May 20, 2024
Problematic Construction Contract Clauses: Oral Modifications
This is the final blog post in a 12-part series that discusses clauses in construction contracts with the goal of providing awareness of contract terms that often cause difficulties and give rise to claims.
Previous blog posts have addressed problematic contract clauses involving differing site conditions, no damages for delay, changes, coordination, suspension of work, warranty and defects liability, variation in quantity, inspection, force majeure, flow down, and compensation and payment, weather, and escalation. This post discusses oral modifications clauses.
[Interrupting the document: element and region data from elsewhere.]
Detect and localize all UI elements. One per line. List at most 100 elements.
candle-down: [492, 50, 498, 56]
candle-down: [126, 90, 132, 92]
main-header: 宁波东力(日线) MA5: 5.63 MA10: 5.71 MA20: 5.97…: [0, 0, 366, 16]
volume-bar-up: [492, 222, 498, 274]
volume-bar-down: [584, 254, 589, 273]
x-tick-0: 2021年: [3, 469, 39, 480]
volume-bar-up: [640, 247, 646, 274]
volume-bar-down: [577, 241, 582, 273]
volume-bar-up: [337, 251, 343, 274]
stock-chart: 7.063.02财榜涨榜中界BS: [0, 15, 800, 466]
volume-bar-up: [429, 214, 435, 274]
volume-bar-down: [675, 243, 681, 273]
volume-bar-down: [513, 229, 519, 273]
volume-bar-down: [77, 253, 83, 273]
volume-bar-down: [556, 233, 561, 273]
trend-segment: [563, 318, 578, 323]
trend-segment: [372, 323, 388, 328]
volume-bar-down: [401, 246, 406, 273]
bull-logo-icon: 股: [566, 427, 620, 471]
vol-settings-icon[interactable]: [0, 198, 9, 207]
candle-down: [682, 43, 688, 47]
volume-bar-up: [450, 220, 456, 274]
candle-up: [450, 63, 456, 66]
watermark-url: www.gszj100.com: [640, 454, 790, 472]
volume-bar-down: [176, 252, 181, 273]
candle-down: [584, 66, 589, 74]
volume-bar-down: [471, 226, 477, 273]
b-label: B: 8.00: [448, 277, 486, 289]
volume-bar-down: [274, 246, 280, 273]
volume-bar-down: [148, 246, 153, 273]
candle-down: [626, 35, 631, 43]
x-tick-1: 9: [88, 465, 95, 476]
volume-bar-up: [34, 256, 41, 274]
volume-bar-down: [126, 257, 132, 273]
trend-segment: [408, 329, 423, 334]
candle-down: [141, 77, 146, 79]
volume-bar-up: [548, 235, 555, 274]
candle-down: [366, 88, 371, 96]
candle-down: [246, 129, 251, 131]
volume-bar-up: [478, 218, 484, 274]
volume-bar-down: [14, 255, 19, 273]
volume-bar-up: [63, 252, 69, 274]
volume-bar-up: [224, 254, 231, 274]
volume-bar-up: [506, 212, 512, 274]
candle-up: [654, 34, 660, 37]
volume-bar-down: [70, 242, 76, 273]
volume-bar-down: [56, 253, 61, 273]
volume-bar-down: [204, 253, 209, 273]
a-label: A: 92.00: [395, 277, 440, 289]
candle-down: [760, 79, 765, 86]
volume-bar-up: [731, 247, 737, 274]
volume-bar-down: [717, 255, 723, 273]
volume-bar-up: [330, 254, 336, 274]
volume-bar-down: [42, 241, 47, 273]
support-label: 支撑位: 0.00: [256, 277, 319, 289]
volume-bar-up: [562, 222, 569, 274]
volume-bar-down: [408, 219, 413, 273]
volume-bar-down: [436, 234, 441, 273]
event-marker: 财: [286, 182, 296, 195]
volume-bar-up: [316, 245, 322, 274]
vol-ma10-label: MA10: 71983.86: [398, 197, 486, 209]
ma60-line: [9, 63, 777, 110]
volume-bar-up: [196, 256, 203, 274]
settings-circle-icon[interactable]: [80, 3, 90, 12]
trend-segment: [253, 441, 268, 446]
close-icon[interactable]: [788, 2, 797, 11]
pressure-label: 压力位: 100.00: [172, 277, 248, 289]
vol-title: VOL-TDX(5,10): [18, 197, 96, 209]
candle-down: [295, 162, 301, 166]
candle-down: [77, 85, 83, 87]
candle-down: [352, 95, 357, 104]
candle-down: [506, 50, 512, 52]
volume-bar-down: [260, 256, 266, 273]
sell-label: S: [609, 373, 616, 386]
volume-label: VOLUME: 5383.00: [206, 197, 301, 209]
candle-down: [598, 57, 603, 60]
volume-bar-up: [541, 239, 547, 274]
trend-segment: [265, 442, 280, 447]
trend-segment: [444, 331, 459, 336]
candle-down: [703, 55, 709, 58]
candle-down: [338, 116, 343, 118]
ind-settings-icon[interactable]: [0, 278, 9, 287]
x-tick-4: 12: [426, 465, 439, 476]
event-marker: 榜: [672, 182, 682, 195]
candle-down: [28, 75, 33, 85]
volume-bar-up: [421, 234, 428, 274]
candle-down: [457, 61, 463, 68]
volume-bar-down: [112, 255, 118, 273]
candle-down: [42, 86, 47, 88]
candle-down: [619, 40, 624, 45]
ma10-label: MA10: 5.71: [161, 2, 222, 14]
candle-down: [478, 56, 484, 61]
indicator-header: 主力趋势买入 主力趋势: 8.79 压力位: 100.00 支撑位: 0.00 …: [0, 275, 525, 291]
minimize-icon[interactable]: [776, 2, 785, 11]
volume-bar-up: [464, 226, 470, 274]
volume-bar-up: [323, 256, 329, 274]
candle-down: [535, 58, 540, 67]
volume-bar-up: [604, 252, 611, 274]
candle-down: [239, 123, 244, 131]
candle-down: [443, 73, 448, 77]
Generally, a written contract can be modified subsequent to its execution, and such modification can be either oral or written.1 Construction contracts, however, typically contain provisions that require any modifications to be in writing.2 A requirement that modifications must be in writing will generally be enforceable.3
Despite the general rule upholding the requirement of written modifications, certain exceptions are well recognized. Most importantly, the conduct of the parties can evidence an intent to “waive” the requirement of a writing.4 Whether or not a waiver will be found is a very fact-specific question, hinging upon the apparent intent of the parties. For example, a statement by a prime contractor that an alleged item of extra work would be “take[n] care of…down the line” was held insufficient to establish a waiver in Austin Elcon Corp. v. Arco Corp.5 However, that very same statement could give rise to a contrary result when put before a different judge, jury, or arbitration panel. Accordingly, much caution should be exercised when discussing potential extras because the outcome could ultimately hinge upon an arbitration panel, judge, or jury’s conclusion regarding the apparent intent of the parties.
In the Balli case, for example, the owners and the prime contractor orally requested the extra work, and the construction superintendent orally stated that the subcontractor would be paid extra. The court allowed the claim for extras, stating that “a reasonable man would believe he would be paid extra notwithstanding a writing requirement.”6 This would not appear to be much different than the statement that extra work “would be taken care of down the line,” yet the result was drastically different than in the Arco case.
Another situation where additional compensation may be recovered, even in the absence of a written agreement, is where the work is entirely outside the scope of the written contract.7 In Husar Industries, Inc. v. A. L. Huber & Son, Inc., the work in question was expressly excepted from the written contract. In other cases, however, an assessment of whether the work in question is outside the scope of the original contract may be necessary to determine whether it is truly an extra.
In Board of Regents of the University of Texas v. U.S. & G. Construction Company,8 the contractor was forced to construct the project as it was being designed because the original design was not adequate. The contract required change orders to be in writing. The contractor received numerous oral directives by the owner to modify the work. Under these circumstances, the court determined that the written change order procedure for the project was inadequate. The owner had breached the agreement by failing to give adequate plans, and it could not hold the contractor to the written change order procedure.
Oral statements can also wind up as part of a contract even where the writing states that it contains the entire agreement of the parties. This may happen as the result of fraud or misrepresentation allegations, or by means of consumer legislation such as Texas’ Deceptive Trade Practices Act.9
While the examples above resulted in oral modification being upheld, contractors should not rely on these examples. It is always best practice to follow up with a written change order request to the owner, or from the subcontractor to the general contractor, when an apparent oral modification occurs.
1 Schwartz v. NMS Industries, Inc., 517 F.2d 925 (5th Cir. 1975) cert. denied, 423 U.S. 1054.
2 See, e.g., AIA Document A201, General Conditions of the Contract for Construction, Subparagraph 1.1.1.
3 Chambless v. J. J. Fritch, General Contractor, Inc., 336 S.W.2d 200 (Tex Civ. App.—Dallas 1960, writ ref’d n.r.e.).
4 Texas Construction Associates, Inc. v. Balli, 558 S.W.2d 513 (Tex Civ. App.—Corpus Christi 1977, no writ).
5 Austin Elcon Corp. v. Arco Corp., 590 F.Supp. 507 (N.D. Tex. 1984).
6 Balli, 558 S.W.2d at 522.
7 Husar Industries, Inc. v. A. L. Huber & Son, Inc., 674 S.W.2d 565 (Mo. App. 1984).
8 Board of Regents of the University of Texas v. U.S. & G. Construction Company, 529 S.W.2d 90 (Ct. App. Austin 1975, writ ref’d n.r.e.).
9 Weitzel v. Barnes, 691 S.W.2d 598 (Tex 1985).